2. Battery charger (1) according to claim 1, characterized in that said electrical connection means (9, 10, 11) comprise at least electrical terminals connected to said at least electrical components (5, 6), at least second electrical terminals (10) connected to said electronic board (3, 4), and at least connection elements (11) connected to said electrical terminals (9) and to said second electrical terminals (10), said electrical terminals (9), said second electrical terminals (10) and said connection elements (11) being made on said support (7, 8).

3. The battery charger (1) according to one or more of the preceding claims , characterized in that said supports (7, 8) comprise at least fixing frames (13) for fixing said at least electrical components (5, 6).

4. Battery charger (1) according to claim 3, characterized in that said fixed frame (13) comprises at least housing seats for housing said at least electrical components (5, 6).

5. Battery charger (1) according to claim 4, characterized by the fact that said th electric terminal (9) is made on said housing seat.

6., battery charger (1) according to claims 2-5, characterized in that the electrical terminals (9) comprise at least pads (9) for connecting the terminals of the at least electrical components (5, 6).
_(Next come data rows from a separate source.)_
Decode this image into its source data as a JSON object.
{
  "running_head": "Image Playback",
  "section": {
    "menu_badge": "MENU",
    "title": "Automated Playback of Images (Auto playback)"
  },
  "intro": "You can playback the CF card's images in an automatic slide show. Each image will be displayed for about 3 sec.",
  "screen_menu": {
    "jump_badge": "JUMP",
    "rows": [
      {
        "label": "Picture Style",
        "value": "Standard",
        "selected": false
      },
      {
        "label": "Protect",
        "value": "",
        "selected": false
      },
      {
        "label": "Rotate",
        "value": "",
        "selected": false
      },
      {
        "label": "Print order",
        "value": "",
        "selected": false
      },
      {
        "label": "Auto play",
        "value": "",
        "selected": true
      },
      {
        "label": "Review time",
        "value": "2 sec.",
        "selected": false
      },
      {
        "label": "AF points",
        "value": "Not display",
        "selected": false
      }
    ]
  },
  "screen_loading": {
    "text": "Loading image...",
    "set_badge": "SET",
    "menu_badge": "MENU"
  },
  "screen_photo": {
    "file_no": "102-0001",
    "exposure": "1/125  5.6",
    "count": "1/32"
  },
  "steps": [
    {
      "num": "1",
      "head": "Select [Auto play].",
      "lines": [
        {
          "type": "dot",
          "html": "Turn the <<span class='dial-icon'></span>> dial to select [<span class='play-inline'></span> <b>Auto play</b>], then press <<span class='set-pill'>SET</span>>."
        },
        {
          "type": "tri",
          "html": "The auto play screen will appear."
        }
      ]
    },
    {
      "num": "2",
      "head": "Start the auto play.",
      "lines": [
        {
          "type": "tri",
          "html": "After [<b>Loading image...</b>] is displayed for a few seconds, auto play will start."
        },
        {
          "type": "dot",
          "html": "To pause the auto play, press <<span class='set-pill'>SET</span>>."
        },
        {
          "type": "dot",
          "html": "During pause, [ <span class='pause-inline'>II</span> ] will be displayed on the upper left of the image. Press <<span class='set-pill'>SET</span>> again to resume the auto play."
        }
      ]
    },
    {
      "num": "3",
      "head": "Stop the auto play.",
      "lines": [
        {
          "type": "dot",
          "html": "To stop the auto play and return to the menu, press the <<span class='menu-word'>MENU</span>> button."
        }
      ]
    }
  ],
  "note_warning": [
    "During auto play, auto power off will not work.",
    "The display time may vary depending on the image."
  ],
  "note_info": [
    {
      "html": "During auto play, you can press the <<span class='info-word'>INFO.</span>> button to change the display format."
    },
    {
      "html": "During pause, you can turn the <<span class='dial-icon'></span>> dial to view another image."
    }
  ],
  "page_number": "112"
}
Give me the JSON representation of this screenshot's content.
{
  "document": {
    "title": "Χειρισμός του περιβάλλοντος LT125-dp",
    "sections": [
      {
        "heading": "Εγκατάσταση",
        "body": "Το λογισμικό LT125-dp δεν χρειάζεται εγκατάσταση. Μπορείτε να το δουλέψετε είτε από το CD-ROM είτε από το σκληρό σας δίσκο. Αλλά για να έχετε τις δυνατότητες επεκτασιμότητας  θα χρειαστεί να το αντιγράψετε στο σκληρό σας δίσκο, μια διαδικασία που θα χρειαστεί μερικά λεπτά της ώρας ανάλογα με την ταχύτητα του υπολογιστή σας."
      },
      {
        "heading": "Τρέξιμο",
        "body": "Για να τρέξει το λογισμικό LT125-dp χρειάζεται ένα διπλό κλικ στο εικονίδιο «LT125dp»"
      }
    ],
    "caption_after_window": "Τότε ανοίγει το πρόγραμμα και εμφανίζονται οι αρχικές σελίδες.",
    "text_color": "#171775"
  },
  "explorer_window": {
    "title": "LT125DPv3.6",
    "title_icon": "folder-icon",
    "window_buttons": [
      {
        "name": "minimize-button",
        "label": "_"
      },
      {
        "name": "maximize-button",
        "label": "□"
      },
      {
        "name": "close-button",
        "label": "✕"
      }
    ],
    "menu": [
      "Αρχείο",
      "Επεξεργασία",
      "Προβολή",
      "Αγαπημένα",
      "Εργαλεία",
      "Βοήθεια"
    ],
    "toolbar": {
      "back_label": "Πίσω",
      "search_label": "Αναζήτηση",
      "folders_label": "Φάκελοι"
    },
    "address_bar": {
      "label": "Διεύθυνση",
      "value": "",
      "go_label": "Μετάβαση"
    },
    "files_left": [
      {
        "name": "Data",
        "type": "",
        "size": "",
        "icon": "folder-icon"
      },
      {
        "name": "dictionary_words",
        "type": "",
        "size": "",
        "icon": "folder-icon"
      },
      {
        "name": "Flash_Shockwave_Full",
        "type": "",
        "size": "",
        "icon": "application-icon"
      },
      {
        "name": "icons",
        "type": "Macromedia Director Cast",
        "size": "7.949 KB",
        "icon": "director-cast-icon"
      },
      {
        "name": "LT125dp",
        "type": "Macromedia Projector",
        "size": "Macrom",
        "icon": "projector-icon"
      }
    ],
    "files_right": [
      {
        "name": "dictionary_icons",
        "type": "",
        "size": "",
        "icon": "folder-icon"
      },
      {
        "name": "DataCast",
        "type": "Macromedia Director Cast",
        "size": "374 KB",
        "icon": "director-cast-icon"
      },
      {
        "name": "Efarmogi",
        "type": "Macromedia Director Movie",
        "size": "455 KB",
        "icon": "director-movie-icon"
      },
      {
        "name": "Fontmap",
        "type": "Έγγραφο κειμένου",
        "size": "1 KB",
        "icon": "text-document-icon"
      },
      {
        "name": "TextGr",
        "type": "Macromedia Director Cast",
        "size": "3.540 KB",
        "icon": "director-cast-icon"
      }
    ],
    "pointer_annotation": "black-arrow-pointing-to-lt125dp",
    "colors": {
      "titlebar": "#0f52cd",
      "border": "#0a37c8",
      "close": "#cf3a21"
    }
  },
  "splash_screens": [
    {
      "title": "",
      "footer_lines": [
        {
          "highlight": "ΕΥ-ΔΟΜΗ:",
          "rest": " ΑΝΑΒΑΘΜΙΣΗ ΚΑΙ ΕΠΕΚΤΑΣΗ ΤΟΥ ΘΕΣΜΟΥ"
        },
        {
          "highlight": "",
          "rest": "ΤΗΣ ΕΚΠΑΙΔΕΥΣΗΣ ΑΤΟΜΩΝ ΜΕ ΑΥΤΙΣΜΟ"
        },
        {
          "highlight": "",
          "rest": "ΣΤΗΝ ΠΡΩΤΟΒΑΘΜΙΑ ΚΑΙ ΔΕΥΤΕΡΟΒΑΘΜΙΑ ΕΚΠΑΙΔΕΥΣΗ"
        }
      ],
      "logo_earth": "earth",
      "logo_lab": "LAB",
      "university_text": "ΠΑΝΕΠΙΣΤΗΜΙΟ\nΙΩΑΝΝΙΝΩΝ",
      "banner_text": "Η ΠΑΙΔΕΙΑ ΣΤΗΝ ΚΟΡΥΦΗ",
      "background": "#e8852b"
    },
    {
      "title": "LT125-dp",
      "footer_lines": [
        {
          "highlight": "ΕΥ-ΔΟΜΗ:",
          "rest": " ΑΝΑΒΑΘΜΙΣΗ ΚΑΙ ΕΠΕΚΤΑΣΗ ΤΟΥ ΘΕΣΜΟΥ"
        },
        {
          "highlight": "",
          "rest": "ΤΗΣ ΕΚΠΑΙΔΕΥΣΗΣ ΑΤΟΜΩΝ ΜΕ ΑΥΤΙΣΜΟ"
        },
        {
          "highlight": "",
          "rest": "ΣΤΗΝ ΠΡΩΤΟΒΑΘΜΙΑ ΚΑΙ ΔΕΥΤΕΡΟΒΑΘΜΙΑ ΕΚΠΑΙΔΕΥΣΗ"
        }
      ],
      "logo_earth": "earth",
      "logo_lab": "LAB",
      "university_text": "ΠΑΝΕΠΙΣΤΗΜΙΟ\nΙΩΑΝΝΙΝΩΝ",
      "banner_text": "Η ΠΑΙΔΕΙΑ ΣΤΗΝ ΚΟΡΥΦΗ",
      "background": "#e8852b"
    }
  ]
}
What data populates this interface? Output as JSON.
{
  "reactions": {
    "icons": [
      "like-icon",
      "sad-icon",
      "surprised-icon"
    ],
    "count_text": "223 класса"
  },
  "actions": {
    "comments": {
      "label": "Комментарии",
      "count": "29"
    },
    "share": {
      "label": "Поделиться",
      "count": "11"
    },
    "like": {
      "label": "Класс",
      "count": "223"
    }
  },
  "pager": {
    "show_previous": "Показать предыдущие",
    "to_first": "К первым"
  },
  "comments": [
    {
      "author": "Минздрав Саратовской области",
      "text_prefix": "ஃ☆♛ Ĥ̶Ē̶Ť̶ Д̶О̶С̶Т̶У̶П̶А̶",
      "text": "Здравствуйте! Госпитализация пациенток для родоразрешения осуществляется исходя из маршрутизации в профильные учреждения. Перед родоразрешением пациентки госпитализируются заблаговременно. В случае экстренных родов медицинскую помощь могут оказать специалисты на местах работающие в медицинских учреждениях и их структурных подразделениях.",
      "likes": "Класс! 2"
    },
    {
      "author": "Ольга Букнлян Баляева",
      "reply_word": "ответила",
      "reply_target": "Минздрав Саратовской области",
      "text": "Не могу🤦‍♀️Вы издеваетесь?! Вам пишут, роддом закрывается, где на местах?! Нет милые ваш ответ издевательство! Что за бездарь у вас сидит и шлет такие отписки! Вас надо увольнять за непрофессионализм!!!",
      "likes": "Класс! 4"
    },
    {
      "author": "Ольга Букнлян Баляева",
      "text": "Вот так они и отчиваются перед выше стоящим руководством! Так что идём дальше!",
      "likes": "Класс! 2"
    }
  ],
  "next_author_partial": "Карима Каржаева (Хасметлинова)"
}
7., battery charger (1) according to claims 2 to 6, characterized in that said second electric terminals (10) comprise at least a electric connector (10) connected to a second electric connector (12) corresponding to said electronic board (3, 4).

8., the battery charger (1) according to claims 2 to 7, characterized in that the connecting element (11) comprises at least conductive elements (11) made on the fixed frame (13).

9., battery charger (1) according to claims 3 to 8, characterized in that the fixed frame (13) comprises a plurality of housing seats for housing a plurality of electrical components (5, 6).

10. Battery charger (1) according to one or more of the preceding claims , characterized in that said electric component (5, 6) is a winding component (6).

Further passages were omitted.